Today’s match will have given the team a great boost, particularly the back row who were sublime in the second half. There is also a great strength in depth at the moment. The argument will rage on over the Number 10 shirt with both O’Gara and Sexton offering very different attacking options to the team. I have a feeling Kidney will revert back to Sexton for the Welsh game.

Kidney was able to bring on Reddan, Trimble and Ryan today. He can also call on players like Isaac Boss, Fergus McFadden, Geordan Murphy and Leo Cullen among others. Those, in addition to the current fifteen, the likes of O’Connell, O’Driscoll, Heaslip and the powerhouse that is Sean O’Brien, gives Ireland a huge selection to choose from and, unlike Eddie O’Sullivan four years ago, Kidney has plenty of options to instigate a ‘Plan B’ game plan.

"We worked our arses off..." Sean O'Brien was Man of the Match against Italy today.

The third thing that I think is absolutely invaluable to any team playing so far away from home is the support in the stand. Today, like the Australia game, the stand was full of Irish. It’s sad in a way that there are so many of us over there. In another sense, it’s great that they were able to come and support the team with such vigour.

There was a particularly lovely moment in the match this morning when Declan Kidney paid tribute to the supporters who were there because they had to leave their own country due to how bad things were. He doesn’t talk much but when he does he says all the right things.

So, with next week’s crunch game coming up, I like to think that Ireland are in a solid place for that match. It’s an early start but for one day, it can be braved.

Brian O’Connell tweeted during the Australia game, “Could Ireland be 20 minutes away from the end of the recession?” Sporting achievement and economics have, in the past, gone hand-in-hand in Ireland.

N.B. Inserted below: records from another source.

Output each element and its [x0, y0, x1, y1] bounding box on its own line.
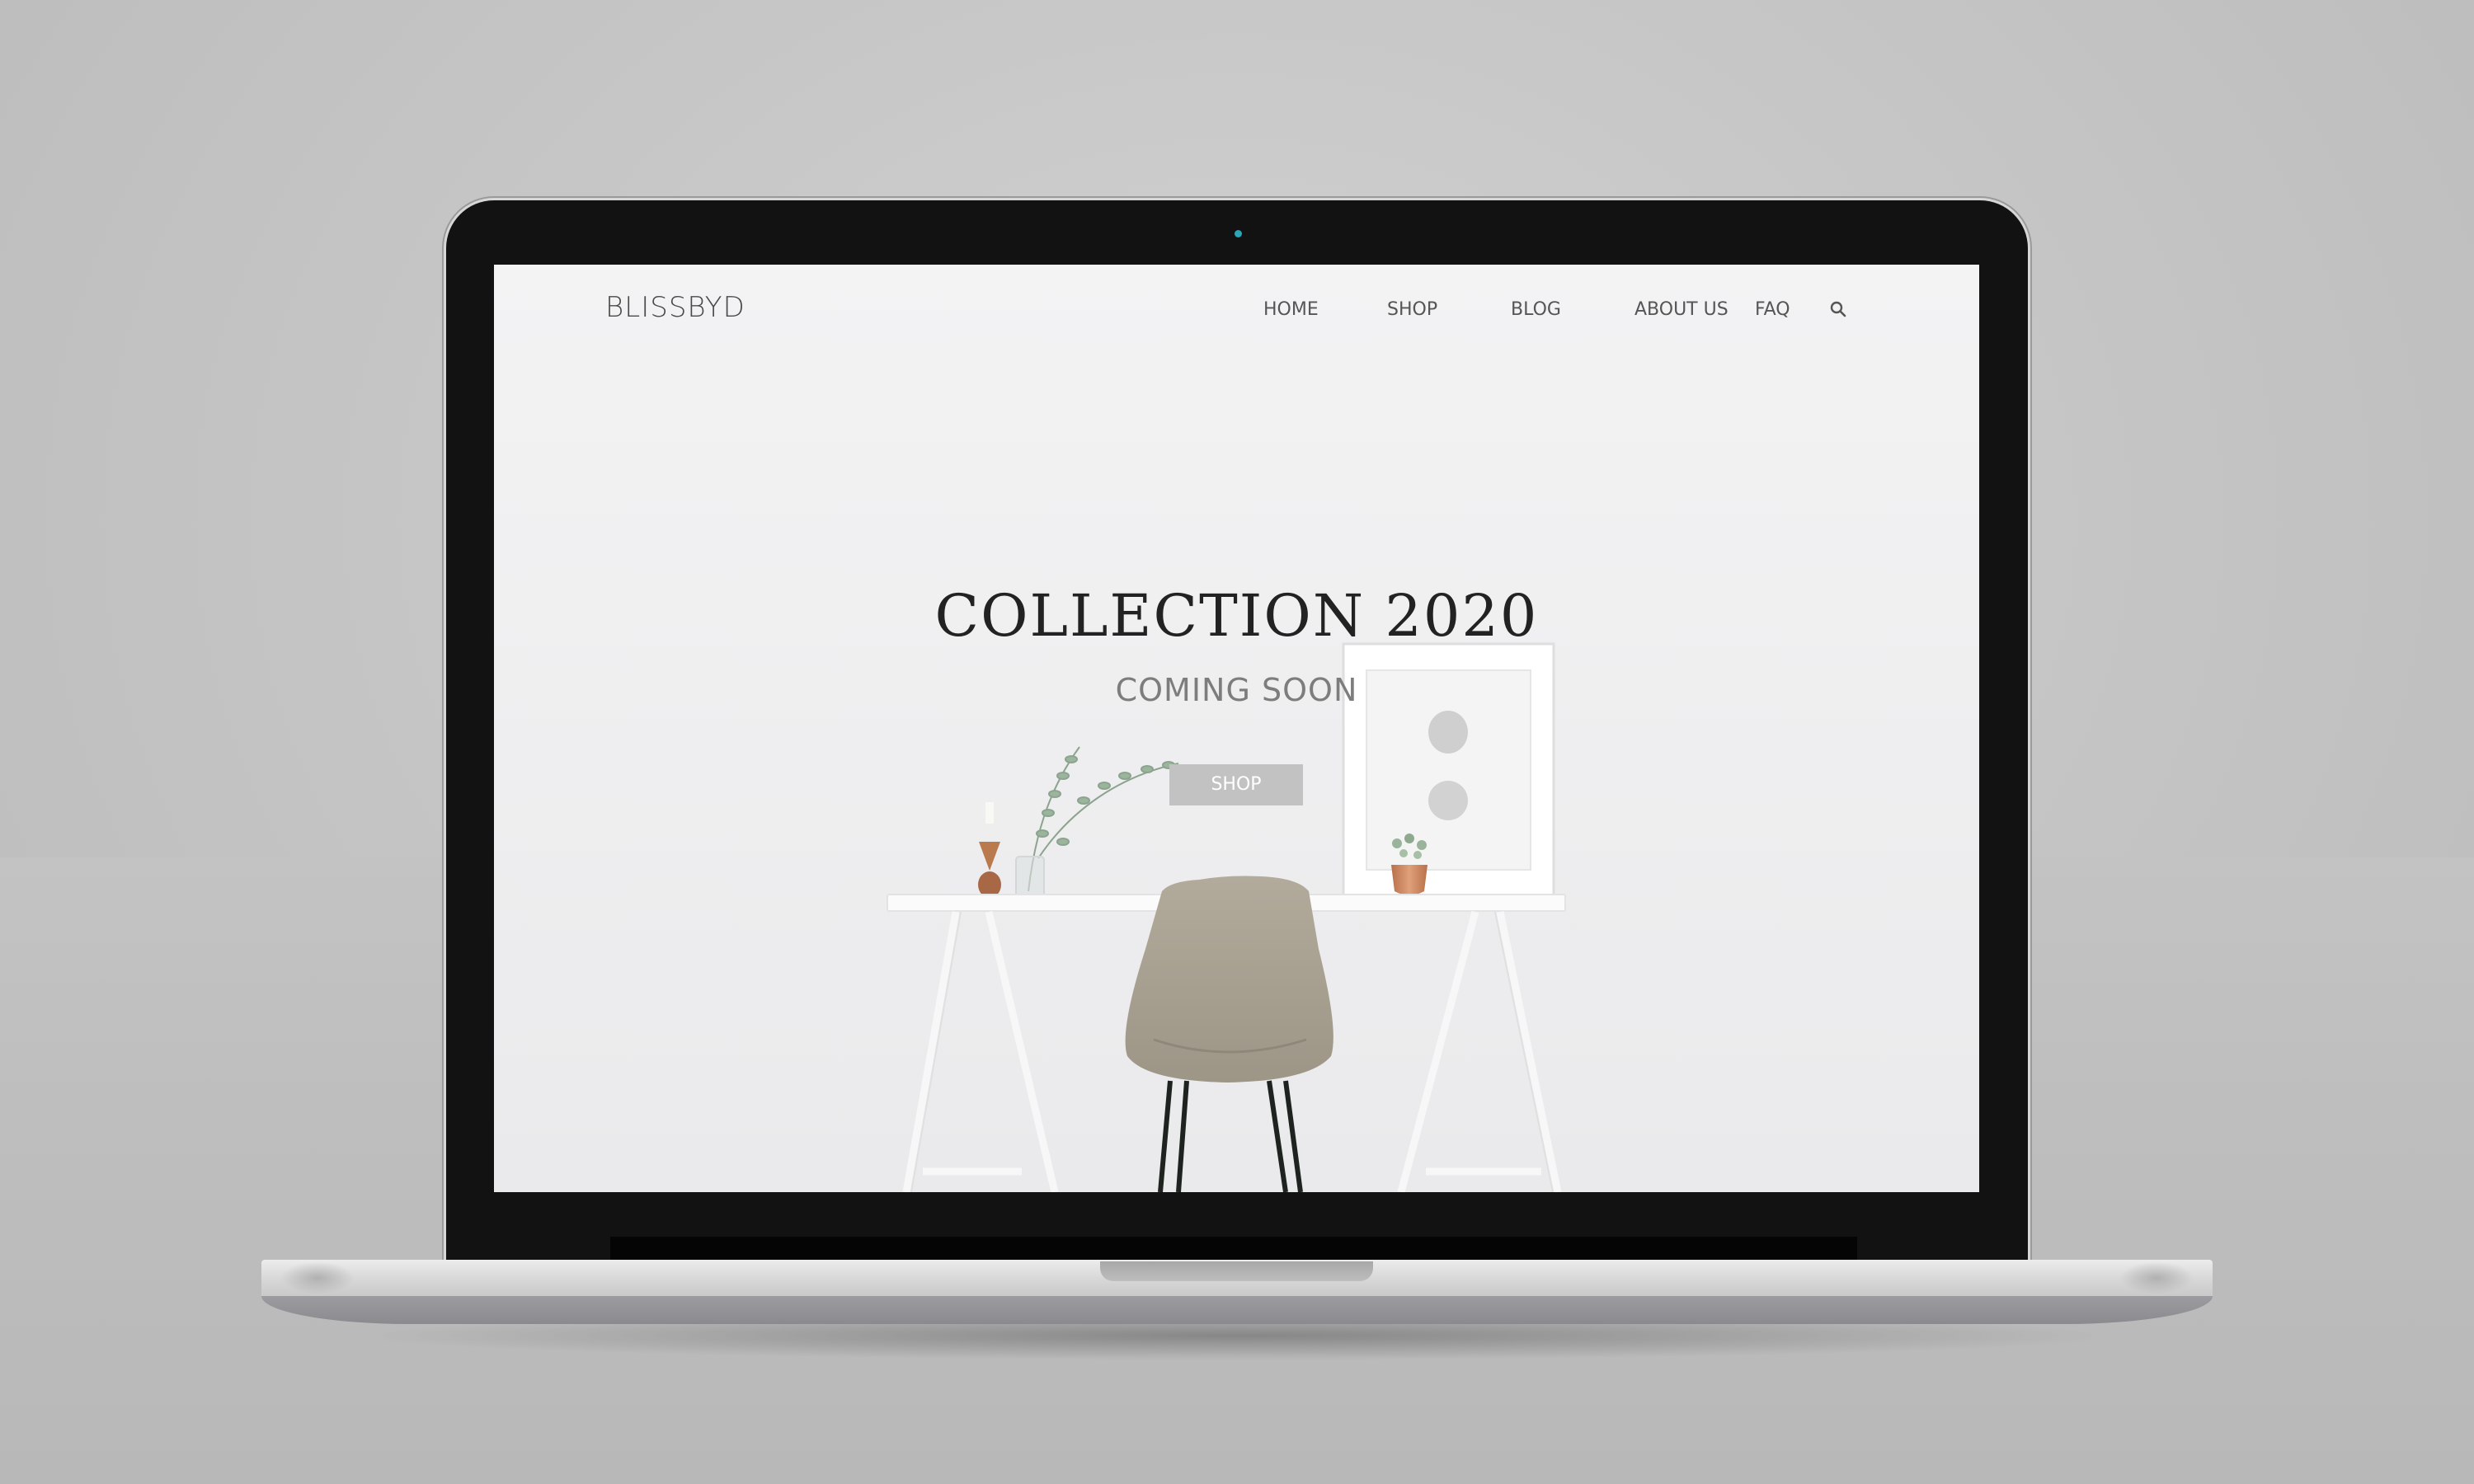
nav-link-home[interactable]: HOME — [1263, 299, 1319, 320]
brand-logo[interactable]: BLISSBYD — [605, 291, 745, 324]
glass-vase — [1015, 856, 1045, 900]
base-highlight-right — [2119, 1261, 2194, 1294]
base-highlight-left — [280, 1261, 355, 1294]
hero-subtitle: COMING SOON — [1115, 672, 1358, 708]
laptop-opening-notch — [1100, 1261, 1373, 1281]
nav-link-shop[interactable]: SHOP — [1387, 299, 1437, 320]
nav-link-faq[interactable]: FAQ — [1755, 299, 1790, 320]
laptop-base-edge — [261, 1296, 2213, 1324]
hero-shop-button[interactable]: SHOP — [1169, 764, 1303, 805]
nav-link-blog[interactable]: BLOG — [1511, 299, 1561, 320]
nav-link-about-us[interactable]: ABOUT US — [1634, 299, 1729, 320]
search-icon[interactable] — [1828, 299, 1848, 319]
hero-title: COLLECTION 2020 — [934, 582, 1539, 650]
laptop-screen: BLISSBYD HOME SHOP BLOG ABOUT US FAQ COL… — [494, 265, 1979, 1192]
top-navigation: BLISSBYD HOME SHOP BLOG ABOUT US FAQ — [494, 265, 1979, 355]
hero-scene-image — [494, 265, 1979, 1192]
webcam-dot — [1235, 230, 1242, 237]
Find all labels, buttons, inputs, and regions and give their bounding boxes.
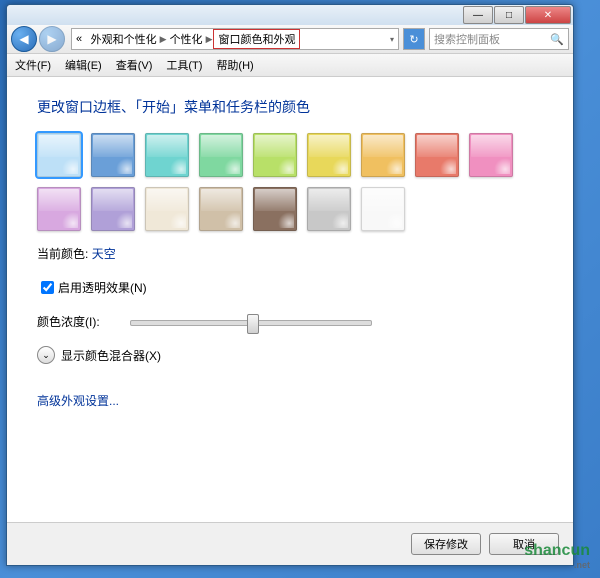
minimize-button[interactable]: —: [463, 6, 493, 24]
color-swatch-10[interactable]: [91, 187, 135, 231]
close-button[interactable]: ✕: [525, 6, 571, 24]
refresh-button[interactable]: ↻: [403, 28, 425, 50]
breadcrumb-item[interactable]: 个性化: [170, 31, 203, 47]
color-swatch-3[interactable]: [199, 133, 243, 177]
intensity-row: 颜色浓度(I):: [37, 313, 543, 330]
back-button[interactable]: ◀: [11, 26, 37, 52]
color-swatch-8[interactable]: [469, 133, 513, 177]
intensity-slider[interactable]: [130, 320, 372, 326]
chevron-right-icon: ▶: [206, 34, 213, 45]
cancel-button[interactable]: 取消: [489, 533, 559, 555]
color-swatch-grid: [37, 133, 543, 231]
maximize-button[interactable]: □: [494, 6, 524, 24]
menu-view[interactable]: 查看(V): [116, 57, 153, 73]
address-bar[interactable]: « 外观和个性化 ▶ 个性化 ▶ 窗口颜色和外观 ▾: [71, 28, 399, 50]
current-color-row: 当前颜色: 天空: [37, 245, 543, 262]
menu-tools[interactable]: 工具(T): [166, 57, 202, 73]
breadcrumb-prefix: «: [76, 33, 82, 45]
current-color-label: 当前颜色:: [37, 247, 88, 261]
current-color-value: 天空: [92, 247, 116, 261]
color-swatch-13[interactable]: [253, 187, 297, 231]
window: — □ ✕ ◀ ▶ « 外观和个性化 ▶ 个性化 ▶ 窗口颜色和外观 ▾ ↻ 搜…: [6, 4, 574, 566]
transparency-label[interactable]: 启用透明效果(N): [58, 279, 147, 296]
chevron-down-icon: ⌄: [37, 346, 55, 364]
intensity-label: 颜色浓度(I):: [37, 313, 127, 330]
color-swatch-1[interactable]: [91, 133, 135, 177]
color-swatch-0[interactable]: [37, 133, 81, 177]
navbar: ◀ ▶ « 外观和个性化 ▶ 个性化 ▶ 窗口颜色和外观 ▾ ↻ 搜索控制面板 …: [7, 25, 573, 54]
color-swatch-12[interactable]: [199, 187, 243, 231]
menubar: 文件(F) 编辑(E) 查看(V) 工具(T) 帮助(H): [7, 54, 573, 77]
menu-file[interactable]: 文件(F): [15, 57, 51, 73]
search-input[interactable]: 搜索控制面板 🔍: [429, 28, 569, 50]
page-heading: 更改窗口边框、「开始」菜单和任务栏的颜色: [37, 97, 543, 117]
transparency-checkbox[interactable]: [41, 281, 54, 294]
forward-button[interactable]: ▶: [39, 26, 65, 52]
save-button[interactable]: 保存修改: [411, 533, 481, 555]
color-mixer-expander[interactable]: ⌄ 显示颜色混合器(X): [37, 346, 543, 364]
color-swatch-14[interactable]: [307, 187, 351, 231]
color-mixer-label: 显示颜色混合器(X): [61, 347, 161, 364]
color-swatch-15[interactable]: [361, 187, 405, 231]
color-swatch-11[interactable]: [145, 187, 189, 231]
color-swatch-9[interactable]: [37, 187, 81, 231]
menu-help[interactable]: 帮助(H): [216, 57, 253, 73]
slider-thumb[interactable]: [247, 314, 259, 334]
titlebar: — □ ✕: [7, 5, 573, 25]
color-swatch-5[interactable]: [307, 133, 351, 177]
color-swatch-4[interactable]: [253, 133, 297, 177]
color-swatch-7[interactable]: [415, 133, 459, 177]
breadcrumb-item[interactable]: 外观和个性化: [91, 31, 157, 47]
color-swatch-6[interactable]: [361, 133, 405, 177]
search-icon: 🔍: [550, 33, 564, 46]
content-area: 更改窗口边框、「开始」菜单和任务栏的颜色 当前颜色: 天空 启用透明效果(N) …: [7, 77, 573, 557]
chevron-down-icon[interactable]: ▾: [390, 35, 394, 44]
transparency-row: 启用透明效果(N): [37, 278, 543, 297]
breadcrumb-item-current[interactable]: 窗口颜色和外观: [213, 29, 300, 49]
chevron-right-icon: ▶: [160, 34, 167, 45]
advanced-appearance-link[interactable]: 高级外观设置...: [37, 392, 119, 409]
footer: 保存修改 取消: [7, 522, 573, 565]
menu-edit[interactable]: 编辑(E): [65, 57, 102, 73]
color-swatch-2[interactable]: [145, 133, 189, 177]
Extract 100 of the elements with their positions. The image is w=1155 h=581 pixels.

But if nothing else, some sporting achievement would give the country a psychological lift that it so desperately needs.

We are 80 minutes closer to the end of the recession. And then another 80. And then another 80. When you look at life in terms of rugby matches, it doesn’t seem quite so bad, does it?

To adapt Leinster’s slogan: Be seen; be green, believe.

 

Come on Ireland.

NOTE: I couldn’t finish without mentioning Tom McGurk’s yelling of ‘BOOM!’ when watching back over one of Stephen Ferris’s tackles today. He’s not half getting into it, is he?